Our study is the first to investigate the combined use of specific vaccination with oxaliplatin-based chemotherapy. Oxaliplatin appears to be a promising drug to include in chemoimmunotherapeutic regimens, as it induces an immunogenic type of tumor cell death resulting in enhanced DC activation (Apetoh et al, 2007; Ghiringhelli et al, 2009; Tesniere et al, 2009). Our findings that the immune effector cells remain unaffected and that T-cell proliferative capacity following PHA stimulation even increases upon oxaliplatin treatment further support this strategy.

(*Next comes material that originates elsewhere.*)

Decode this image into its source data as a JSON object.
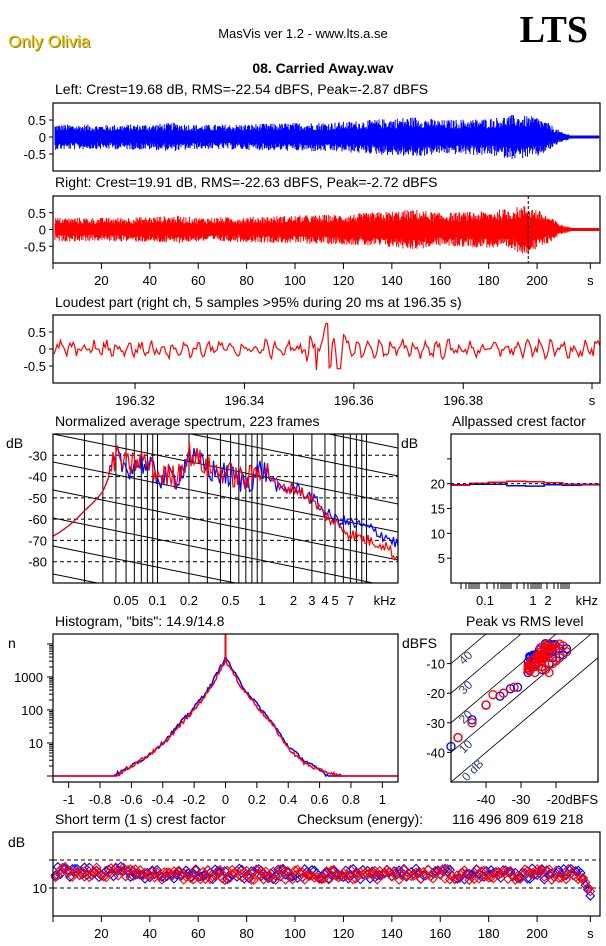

Although DC vaccinations frequently induce immune responses, objective clinical remissions are rare (Lesterhuis et al, 2008). One possible explanation is that DC vaccination may be more effective in residual microscopic disease, as it lacks a direct cytotoxic effect that is likely required in a macroscopic disease. On the other hand, cytotoxic chemotherapy also does not result in complete tumour eradication in the majority of patients with metastatic solid tumours. Therefore, the combination of DC vaccination with cytotoxic chemotherapy is an attractive strategy. Our data demonstrate the feasibility of the combination of these two strategies and provide the rationale for future studies that investigate the clinical efficacy of this strategy.